April 1, 2015
What is Creatine? What You Need to Know
You’ve probably seen giant bottles filled with creatine powder on the store shelves, or muscular bodybuilders chugging down protein drinks mixed with creatine before pumping some serious weights at the gym. You may have even seen commercials advertising the amazing muscle-building power of this supplement, but exactly what is creatine?
Since the 1990s, Creatine has been the most popular performance enhancing supplement in the bodybuilding industry. It’s available in a wide variety of forms and is typically taken with juice or as part of a muscle-building supplement.
Creatine is a natural compound found in the body that is stored in the skeletal muscles, and when used correctly, it can provide a wide variety of health benefits to bodybuilders and non-athletes alike.
What Does Creatine Do?
Although each form of creating differs in effectiveness, rate of absorption, and potential side effects, all types of creatine are specifically formulated to enhance athletic performance by increasing energy levels (by promoting the production of ATP) and boosting the body’s abilities to handle more intense workouts and stress.
Additionally, studies have shown that Creatine may also provide the following benefits:
It improves brain function: Creatine can protect nerve cells against oxidative damage and stress by eliminating harmful bi-products known as free radicals. Researches have reported that supplementation with creatine over time can increase intelligence and memory capabilities as well.
It Increases muscle volume and mass: Creatine causes muscles cells to inflate, drawing water and other nutrients to the muscles resulting in visibly bigger, stronger, healthier muscles.
It speeds muscle recovery: Creatine can reduce ammonia accumulation in the muscles while delaying muscle fatigue and soreness. Supplementing with creating after an intense workout can speed muscular regeneration, promoting the growth of new muscle cells.
Types of Creatine
There are multiple types of creatine available, each formulated to give maximum muscle building results.
• Creatine Monohydrate – The first original form of creatine. Creatine Monohydrate is the cheapest form of creatine, and it can be produced with 99.8% purity.
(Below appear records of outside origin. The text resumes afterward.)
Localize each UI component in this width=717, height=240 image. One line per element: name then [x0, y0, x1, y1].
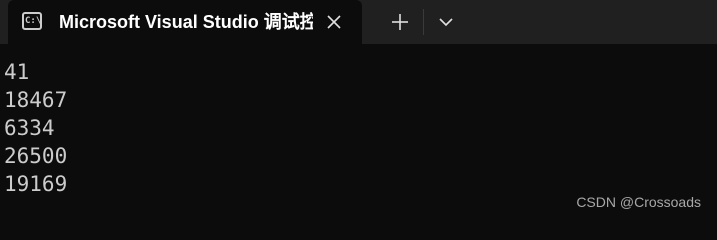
- watermark: CSDN @Crossoads: [576, 194, 701, 210]
- terminal-window: C:\ Microsoft Visual Studio 调试控制台 41: [0, 0, 717, 219]
- console-line: 18467: [4, 88, 68, 112]
- tab-divider: [423, 9, 424, 35]
- close-icon[interactable]: [323, 11, 345, 33]
- terminal-icon-text: C:\: [25, 16, 42, 26]
- terminal-icon: C:\: [22, 12, 42, 30]
- plus-icon[interactable]: [388, 10, 412, 34]
- console-line: 19169: [4, 172, 68, 196]
- console-line: 41: [4, 60, 30, 84]
- tab-bar: C:\ Microsoft Visual Studio 调试控制台: [0, 0, 717, 44]
- console-line: 6334: [4, 116, 55, 140]
- console-line: 26500: [4, 144, 68, 168]
- chevron-down-icon[interactable]: [434, 10, 458, 34]
- tab-active[interactable]: C:\ Microsoft Visual Studio 调试控制台: [8, 0, 362, 44]
- tab-title: Microsoft Visual Studio 调试控制台: [59, 12, 313, 32]
- console-output: 41 18467 6334 26500 19169: [4, 58, 67, 198]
It does not require a loading phase in order to be effective.
• Micronized Creatine – Creatine monohydrate molecules have been divided to increase surface area, resulting in better absorption. It acts similar to creatine monohydrate but requires a loading phase and has fewer side effects.
• Creatine Ethyl Ester – Creatine molecules have an ethyl ester attached to change the ionic charge. It is the most absorbent creatine created, and does not require a loading phase. It is more expensive than most types of creatine.
• Creatine Kre-Alkalyn -A special form of creatine that does not convert in creatinine as easily as other types of creatine. Studies are limited but kre-alkalyn does not require a loading phase and creates less bloating and stomach discomfort.
Which Creatine is Best? Creatine Ethyl Ester is the most effective, most absorbent form of creatine that keeps side effects to a minimum. Although it does take several days to saturate your muscles with this type of creatine, Creatine Ethyl Ester will give you better results.
According to Mayo Clinic, “A wide range of dosing has been used or studied by mouth. 400 milligrams per kilogram of body weight or up to 25 grams per day have been studied for multiple conditions . . .for enhanced athletic strength and performance, studies have used a dose of 20 grams per day for 4-7 days.”
Warnings and Concerns
Creatine is typically considered a safe supplement to use if you’re looking to build muscle and improve your physical performance. However, it has been known to cause the following side effects:
• Gastrointestinal symptoms
• Nausea and Upset stomach
• Loss of appetite
Additionally, because creatine draws water to the muscles, there is an increased risk of dehydration. Be sure to drink plenty of water while supplementing with creatine to keep potential risks to a minimum.
Overall, creatine is a great tool for building muscle and making the most out of your strength training sessions. While it might not be safe for everyone, consult your doctor to see if creatine is right for you.